Since this recipe has both pumpkin and applesauce, you’re getting all those good things from apples that keep the doctor away, plus all the nutritional bang of pumpkin. 1 cup of pumpkin has almost 200% of the vitamin A you need in a day! It also has 17% of your vitamin C. You need both these vitamins to keep your immune system going strong and fighting off any spring colds that might sneak up on you. These muffins are also made with almond milk instead of regular milk so they are dairy-free, for those who don’t agree with lactose.

This recipe makes 12 muffins. Store muffins in a sealed container in the fridge to keep them fresh.

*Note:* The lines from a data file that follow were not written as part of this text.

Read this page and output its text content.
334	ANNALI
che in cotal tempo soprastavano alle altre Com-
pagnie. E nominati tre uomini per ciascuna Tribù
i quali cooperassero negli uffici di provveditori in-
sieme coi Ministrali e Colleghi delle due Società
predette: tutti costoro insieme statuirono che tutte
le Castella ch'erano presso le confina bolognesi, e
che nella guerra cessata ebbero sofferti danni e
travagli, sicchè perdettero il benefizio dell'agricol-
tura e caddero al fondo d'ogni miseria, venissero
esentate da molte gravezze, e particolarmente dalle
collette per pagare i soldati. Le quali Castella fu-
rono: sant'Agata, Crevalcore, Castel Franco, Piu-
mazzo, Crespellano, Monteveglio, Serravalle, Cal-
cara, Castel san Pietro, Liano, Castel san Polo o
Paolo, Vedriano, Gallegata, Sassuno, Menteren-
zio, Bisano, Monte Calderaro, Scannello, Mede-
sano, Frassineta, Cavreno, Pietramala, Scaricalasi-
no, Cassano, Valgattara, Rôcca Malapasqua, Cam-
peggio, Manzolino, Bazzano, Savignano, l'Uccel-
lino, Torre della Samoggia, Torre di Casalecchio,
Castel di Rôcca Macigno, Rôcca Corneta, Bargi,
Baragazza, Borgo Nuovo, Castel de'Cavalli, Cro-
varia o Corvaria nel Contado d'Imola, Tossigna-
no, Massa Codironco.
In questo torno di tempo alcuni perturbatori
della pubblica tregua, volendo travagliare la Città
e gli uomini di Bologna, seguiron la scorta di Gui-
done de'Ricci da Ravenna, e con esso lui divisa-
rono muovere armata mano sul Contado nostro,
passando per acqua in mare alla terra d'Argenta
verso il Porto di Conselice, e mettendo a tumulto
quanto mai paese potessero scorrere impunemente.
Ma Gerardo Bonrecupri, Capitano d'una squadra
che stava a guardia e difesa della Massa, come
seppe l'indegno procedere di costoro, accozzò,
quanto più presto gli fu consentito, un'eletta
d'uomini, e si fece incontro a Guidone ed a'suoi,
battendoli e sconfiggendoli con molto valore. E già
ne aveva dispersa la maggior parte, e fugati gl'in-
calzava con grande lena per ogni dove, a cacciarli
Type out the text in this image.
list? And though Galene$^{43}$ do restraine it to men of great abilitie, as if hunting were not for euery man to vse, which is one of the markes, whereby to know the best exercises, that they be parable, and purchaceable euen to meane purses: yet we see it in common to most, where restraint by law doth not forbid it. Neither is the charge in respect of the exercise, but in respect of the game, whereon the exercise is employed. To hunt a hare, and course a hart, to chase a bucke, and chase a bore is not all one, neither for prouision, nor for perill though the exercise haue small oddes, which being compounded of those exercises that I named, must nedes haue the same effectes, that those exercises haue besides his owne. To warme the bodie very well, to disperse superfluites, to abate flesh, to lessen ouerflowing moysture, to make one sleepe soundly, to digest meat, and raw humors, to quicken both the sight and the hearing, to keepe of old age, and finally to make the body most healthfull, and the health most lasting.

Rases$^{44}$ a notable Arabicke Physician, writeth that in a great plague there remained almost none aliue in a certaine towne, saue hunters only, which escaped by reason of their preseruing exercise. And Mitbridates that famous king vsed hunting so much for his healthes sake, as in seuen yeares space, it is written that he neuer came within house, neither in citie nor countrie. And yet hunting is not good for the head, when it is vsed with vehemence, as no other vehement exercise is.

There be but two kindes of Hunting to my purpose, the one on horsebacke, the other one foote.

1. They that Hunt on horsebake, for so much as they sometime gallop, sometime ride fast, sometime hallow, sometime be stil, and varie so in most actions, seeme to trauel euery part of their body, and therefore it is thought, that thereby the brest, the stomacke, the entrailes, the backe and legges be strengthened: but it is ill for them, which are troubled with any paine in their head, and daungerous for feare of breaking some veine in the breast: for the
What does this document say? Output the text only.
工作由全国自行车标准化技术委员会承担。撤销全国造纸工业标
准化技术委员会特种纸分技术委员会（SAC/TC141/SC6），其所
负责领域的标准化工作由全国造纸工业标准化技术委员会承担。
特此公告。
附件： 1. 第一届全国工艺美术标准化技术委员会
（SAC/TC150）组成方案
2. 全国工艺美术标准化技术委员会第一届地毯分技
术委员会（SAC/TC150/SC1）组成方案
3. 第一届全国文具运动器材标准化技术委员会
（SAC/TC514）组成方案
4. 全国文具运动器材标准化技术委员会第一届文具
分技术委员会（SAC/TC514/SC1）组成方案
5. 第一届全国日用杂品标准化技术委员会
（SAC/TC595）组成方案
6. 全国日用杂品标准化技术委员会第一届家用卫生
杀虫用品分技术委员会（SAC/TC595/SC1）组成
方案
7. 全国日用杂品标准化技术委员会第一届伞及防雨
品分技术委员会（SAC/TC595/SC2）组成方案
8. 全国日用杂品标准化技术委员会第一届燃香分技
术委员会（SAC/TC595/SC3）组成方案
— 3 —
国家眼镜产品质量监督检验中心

Serve with sliced cheddar cheese or a smear of light cream cheese for a treat.



  • 1 cup oatmeal
  • 1 1/2 cups whole wheat flour
  • 1/4 cup packed brown sugar
  • 1/4 tsp salt
  • 1/2 tsp baking powder
  • 1 tsp baking soda
  • 1/2 tsp nutmeg
  • 1 tsp cinnamon
  • 1 cup pumpkin puree (NOT pumpkin pie filling)
  • 1/2 cup applesauce
  • 1 egg
  • 1/2 cup almond milk
  1. Preheat the oven to 350F. Spray a muffin tin with non-stick spray or line it with muffin wrappers.
  2. In a large mixing bowl, combine the oatmeal, flour, sugar, salt, baking powder, baking soda, nutmeg, and cinnamon. Stir to combine.
  3. Add the pumpkin, applesauce, egg and almond milk to the dry ingredients and mix until just combined.
  4. Portion batter into muffin tin. Bake for 20 minutes or until a toothpick inserted in the centre comes out clean.